Bank of England Act 1709
- Parliament of Great Britain
- Long title: An Act for granting an Aid to Her Majesty to be raised by a Land Tax in Great Britain for the Service of the Year One thousand seven hundred and ten.
- Citation: 8 Ann. c. 1
- Territorial extent: Great Britain

Dates
- Royal assent: 10 December 1709
- Commencement: 15 November 1709
- Repealed: 1 March 1946

Other legislation
- Amended by: Statute Law Revision Act 1867;
- Repealed by: Bank of England Act 1946
- Relates to: Bank of England Act 1708

Status: Repealed

Text of statute as originally enacted

= Bank of England Act 1709 =

Act of the Parliament of Great Britain

The Bank of England Act 1709 (8 Ann. c. 1) was an act of the Parliament of Great Britain. It was one of the Bank of England Acts 1694 to 1892.
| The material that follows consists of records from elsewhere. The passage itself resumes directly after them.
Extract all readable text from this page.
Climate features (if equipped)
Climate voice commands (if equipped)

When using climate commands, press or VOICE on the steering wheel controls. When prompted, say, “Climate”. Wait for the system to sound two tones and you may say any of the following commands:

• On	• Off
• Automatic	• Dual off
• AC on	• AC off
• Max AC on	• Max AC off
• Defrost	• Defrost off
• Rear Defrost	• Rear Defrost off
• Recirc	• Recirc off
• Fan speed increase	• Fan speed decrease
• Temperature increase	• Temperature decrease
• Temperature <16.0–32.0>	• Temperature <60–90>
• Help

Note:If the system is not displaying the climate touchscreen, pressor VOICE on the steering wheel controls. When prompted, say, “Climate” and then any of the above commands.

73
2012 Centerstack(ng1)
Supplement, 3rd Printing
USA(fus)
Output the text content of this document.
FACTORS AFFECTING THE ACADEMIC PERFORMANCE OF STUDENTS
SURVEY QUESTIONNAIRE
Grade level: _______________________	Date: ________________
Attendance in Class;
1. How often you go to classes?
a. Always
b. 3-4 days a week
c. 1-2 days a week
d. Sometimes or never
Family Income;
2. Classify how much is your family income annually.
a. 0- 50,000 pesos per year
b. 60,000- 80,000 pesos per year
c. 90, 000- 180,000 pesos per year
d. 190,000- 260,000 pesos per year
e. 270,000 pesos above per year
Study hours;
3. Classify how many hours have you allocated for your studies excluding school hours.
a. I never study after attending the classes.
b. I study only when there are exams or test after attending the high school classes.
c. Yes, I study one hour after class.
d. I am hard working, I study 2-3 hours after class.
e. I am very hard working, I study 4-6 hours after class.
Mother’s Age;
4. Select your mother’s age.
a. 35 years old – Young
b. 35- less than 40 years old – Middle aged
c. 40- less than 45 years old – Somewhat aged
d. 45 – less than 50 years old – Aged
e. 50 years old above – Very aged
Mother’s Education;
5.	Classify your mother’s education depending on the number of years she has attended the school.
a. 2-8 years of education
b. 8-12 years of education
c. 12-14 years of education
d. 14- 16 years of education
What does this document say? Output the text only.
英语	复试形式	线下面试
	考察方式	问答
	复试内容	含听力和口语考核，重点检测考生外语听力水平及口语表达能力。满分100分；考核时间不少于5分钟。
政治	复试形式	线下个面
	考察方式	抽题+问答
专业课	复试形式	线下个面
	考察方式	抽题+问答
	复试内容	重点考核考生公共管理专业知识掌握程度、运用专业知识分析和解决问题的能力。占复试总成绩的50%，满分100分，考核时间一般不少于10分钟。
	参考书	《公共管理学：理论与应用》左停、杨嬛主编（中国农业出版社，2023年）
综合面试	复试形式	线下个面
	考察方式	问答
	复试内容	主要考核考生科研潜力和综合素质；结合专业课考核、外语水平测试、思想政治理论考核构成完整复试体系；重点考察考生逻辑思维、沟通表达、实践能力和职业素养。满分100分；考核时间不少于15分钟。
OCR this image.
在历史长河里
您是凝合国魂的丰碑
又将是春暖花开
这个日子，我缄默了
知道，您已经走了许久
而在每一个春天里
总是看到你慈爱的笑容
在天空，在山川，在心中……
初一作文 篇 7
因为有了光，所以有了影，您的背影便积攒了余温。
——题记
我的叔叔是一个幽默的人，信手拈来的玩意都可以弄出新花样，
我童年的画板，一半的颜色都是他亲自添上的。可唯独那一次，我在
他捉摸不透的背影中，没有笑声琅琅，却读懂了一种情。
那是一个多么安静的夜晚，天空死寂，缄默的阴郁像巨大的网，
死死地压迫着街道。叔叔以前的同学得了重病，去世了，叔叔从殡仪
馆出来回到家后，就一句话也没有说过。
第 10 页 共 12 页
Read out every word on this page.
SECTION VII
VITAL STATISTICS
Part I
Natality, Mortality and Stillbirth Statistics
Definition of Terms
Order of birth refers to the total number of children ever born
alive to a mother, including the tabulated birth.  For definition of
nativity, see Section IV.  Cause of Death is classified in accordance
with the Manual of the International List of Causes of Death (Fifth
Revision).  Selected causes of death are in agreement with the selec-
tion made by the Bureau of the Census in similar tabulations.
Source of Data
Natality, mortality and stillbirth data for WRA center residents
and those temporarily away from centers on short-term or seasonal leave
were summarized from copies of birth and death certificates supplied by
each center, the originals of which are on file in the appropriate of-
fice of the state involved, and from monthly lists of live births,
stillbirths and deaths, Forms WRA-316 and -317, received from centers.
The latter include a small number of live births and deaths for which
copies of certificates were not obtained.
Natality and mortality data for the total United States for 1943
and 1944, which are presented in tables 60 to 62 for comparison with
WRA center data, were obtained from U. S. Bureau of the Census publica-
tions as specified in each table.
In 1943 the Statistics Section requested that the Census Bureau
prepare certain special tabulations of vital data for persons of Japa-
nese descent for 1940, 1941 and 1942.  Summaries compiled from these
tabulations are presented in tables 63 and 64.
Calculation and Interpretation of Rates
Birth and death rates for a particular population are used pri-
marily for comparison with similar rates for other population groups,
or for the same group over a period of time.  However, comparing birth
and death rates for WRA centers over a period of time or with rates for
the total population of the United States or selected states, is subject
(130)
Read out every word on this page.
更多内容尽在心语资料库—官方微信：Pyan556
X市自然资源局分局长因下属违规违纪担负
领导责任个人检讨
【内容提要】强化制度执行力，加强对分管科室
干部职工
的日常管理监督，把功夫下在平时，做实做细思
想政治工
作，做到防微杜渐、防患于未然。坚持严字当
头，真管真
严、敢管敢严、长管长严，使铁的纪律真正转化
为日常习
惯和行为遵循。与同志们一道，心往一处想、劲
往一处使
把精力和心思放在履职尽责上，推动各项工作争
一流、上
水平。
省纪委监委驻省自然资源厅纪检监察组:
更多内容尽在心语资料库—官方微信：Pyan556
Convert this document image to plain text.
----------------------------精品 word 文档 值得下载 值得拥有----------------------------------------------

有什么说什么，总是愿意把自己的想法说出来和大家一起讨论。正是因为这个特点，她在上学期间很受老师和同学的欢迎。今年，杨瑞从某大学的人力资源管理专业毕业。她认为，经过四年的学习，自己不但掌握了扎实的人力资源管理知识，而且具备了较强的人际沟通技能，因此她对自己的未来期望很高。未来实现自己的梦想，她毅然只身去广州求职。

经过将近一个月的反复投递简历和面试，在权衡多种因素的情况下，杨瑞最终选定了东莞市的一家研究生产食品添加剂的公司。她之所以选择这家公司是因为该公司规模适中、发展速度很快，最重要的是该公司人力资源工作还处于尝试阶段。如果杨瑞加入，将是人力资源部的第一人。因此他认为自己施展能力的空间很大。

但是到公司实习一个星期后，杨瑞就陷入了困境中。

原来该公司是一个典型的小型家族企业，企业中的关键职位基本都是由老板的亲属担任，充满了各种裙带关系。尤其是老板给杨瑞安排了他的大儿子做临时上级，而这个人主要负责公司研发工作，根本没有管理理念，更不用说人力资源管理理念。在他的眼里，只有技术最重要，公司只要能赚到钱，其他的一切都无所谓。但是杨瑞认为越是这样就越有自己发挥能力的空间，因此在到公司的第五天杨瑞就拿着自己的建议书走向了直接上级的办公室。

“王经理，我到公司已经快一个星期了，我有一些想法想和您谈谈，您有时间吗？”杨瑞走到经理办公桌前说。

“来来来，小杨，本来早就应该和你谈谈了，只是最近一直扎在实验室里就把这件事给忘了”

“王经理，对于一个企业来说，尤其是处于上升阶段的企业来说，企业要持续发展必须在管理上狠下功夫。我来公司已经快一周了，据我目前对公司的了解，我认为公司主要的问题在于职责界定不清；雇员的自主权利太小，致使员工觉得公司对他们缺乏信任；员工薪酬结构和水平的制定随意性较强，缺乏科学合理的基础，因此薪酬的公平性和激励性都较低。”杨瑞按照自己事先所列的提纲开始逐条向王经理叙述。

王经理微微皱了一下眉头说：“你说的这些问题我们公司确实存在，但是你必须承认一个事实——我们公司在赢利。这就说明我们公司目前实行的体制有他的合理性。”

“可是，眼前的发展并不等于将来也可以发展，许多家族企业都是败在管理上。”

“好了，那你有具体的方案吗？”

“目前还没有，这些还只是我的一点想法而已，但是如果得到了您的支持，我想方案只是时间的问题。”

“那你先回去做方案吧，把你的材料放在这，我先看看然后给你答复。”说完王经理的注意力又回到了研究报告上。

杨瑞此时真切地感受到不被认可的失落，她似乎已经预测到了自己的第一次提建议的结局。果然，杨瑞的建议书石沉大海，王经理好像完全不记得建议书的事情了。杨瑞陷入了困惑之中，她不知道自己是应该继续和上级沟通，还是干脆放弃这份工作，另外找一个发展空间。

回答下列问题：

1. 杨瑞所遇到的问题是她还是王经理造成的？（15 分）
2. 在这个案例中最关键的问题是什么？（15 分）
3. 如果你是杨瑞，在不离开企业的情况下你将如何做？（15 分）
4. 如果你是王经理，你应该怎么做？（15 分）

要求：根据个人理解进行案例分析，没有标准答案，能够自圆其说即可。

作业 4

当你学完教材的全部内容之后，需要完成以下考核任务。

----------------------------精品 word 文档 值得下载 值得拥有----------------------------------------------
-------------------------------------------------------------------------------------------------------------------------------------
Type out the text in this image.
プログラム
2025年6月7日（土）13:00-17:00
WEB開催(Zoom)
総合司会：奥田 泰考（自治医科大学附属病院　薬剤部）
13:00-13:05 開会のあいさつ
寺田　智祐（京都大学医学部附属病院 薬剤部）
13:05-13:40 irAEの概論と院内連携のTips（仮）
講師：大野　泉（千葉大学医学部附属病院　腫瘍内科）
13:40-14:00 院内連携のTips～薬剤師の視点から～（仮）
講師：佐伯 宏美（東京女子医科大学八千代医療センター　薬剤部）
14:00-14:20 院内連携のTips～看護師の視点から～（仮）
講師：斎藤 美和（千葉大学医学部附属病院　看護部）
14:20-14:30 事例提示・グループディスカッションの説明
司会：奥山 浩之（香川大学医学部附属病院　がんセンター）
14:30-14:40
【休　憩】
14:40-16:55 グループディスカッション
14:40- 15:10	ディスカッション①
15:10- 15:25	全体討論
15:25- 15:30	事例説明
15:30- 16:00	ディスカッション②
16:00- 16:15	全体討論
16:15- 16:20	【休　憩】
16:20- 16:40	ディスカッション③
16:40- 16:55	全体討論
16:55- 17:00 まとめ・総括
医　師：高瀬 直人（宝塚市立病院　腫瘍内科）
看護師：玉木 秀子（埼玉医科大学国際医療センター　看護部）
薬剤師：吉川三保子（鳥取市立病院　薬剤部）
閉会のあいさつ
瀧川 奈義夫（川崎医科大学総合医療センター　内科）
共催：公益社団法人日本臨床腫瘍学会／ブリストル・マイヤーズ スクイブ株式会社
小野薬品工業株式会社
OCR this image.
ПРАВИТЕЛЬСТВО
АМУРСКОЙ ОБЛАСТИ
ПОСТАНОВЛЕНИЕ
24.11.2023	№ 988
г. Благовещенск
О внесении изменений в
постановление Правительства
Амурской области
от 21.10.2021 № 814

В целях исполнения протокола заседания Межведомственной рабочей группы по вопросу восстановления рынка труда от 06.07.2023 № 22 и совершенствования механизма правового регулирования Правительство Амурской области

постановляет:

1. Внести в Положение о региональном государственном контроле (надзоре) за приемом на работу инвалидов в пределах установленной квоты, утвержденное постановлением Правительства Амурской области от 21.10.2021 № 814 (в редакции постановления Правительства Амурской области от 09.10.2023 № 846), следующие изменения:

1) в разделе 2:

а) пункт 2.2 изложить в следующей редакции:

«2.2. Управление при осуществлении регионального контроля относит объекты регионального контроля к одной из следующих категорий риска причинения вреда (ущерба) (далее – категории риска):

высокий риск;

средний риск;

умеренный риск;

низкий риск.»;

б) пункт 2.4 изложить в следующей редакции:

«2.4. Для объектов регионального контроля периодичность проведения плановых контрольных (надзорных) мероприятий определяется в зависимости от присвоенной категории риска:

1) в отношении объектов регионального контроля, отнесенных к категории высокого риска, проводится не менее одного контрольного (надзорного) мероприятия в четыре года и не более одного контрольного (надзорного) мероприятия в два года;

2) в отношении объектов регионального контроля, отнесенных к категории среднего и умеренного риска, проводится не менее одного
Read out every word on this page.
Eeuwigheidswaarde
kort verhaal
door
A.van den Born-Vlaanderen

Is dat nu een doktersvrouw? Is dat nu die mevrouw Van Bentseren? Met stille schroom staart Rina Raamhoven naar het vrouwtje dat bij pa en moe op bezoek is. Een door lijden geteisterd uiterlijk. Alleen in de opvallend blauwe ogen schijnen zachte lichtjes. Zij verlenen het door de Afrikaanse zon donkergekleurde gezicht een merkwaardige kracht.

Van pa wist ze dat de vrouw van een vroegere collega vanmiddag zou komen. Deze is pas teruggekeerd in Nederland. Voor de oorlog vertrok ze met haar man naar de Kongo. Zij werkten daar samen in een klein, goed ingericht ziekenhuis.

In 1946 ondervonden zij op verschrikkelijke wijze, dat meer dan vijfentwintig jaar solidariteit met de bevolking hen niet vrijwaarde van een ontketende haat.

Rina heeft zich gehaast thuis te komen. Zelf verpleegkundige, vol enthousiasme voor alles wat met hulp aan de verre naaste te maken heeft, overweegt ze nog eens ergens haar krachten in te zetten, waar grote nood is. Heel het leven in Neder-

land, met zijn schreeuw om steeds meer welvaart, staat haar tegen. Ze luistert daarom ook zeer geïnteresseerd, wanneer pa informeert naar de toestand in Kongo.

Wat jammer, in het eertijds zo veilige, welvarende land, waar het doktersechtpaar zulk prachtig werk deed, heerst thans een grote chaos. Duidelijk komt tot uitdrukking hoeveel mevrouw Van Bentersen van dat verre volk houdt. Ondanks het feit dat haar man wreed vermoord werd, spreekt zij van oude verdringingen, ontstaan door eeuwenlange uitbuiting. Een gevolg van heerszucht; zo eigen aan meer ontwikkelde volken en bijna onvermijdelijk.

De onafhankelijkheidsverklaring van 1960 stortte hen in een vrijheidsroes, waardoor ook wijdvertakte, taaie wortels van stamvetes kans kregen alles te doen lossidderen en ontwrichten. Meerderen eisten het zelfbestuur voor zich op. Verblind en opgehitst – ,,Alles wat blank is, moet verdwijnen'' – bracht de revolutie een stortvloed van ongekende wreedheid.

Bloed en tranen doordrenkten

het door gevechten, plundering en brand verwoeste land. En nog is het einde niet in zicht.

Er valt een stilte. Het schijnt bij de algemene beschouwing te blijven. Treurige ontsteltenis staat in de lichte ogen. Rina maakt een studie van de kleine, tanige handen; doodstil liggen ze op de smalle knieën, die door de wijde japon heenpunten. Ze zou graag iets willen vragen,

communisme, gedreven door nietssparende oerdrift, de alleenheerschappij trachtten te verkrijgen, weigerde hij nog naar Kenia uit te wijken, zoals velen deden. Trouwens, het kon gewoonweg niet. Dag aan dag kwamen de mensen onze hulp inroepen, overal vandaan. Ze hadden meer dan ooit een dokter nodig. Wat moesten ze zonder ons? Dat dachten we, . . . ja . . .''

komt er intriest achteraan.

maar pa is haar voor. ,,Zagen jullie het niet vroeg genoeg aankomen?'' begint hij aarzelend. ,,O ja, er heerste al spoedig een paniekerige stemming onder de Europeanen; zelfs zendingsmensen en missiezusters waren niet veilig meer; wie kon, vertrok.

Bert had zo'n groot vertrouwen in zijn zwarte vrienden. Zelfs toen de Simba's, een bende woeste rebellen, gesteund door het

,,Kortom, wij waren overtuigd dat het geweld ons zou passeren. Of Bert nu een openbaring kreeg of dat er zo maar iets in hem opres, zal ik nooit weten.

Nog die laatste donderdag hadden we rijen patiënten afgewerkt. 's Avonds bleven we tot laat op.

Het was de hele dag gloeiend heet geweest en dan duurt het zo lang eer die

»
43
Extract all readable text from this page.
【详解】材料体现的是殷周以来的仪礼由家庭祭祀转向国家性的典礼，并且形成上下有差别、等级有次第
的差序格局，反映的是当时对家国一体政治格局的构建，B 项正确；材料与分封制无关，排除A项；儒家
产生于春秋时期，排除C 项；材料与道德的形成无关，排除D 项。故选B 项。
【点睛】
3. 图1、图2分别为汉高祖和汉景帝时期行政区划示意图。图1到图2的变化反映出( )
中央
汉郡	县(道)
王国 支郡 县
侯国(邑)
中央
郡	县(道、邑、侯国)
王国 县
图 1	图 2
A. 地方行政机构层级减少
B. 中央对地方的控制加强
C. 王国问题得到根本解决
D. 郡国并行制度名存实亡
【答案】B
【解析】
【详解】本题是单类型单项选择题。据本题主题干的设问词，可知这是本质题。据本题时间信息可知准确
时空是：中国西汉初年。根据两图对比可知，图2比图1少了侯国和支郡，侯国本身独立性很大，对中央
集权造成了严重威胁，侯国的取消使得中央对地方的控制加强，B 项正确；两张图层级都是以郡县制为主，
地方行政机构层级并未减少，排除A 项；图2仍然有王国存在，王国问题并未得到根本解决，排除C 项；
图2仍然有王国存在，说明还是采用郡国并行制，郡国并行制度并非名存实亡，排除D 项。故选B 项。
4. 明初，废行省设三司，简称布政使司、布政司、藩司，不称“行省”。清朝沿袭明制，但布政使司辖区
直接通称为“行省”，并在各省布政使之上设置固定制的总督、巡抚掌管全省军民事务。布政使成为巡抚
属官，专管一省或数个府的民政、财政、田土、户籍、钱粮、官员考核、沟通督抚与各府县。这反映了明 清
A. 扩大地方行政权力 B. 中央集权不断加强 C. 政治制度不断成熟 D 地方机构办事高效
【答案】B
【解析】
Only the title of this act is printed in Ruffhead's Edition.

The majority of the act related to the raising of one year's land tax. Sections 124 to 132 (the last eight sections of the act) dealt with the Bank of England.

== Subsequent developments ==
The whole act, except sections 131 and 132, were repealed by section 1 of, and the schedule to, the Statute Law Revision Act 1867 (30 & 31 Vict. c. 59), which came into force on 15 July 1867.

The whole act was repealed by section 3(4) of, and schedule 3 to, the Bank of England Act 1946 (9 & 10 Geo. 6. c. 27), which came into force on 1 March 1946.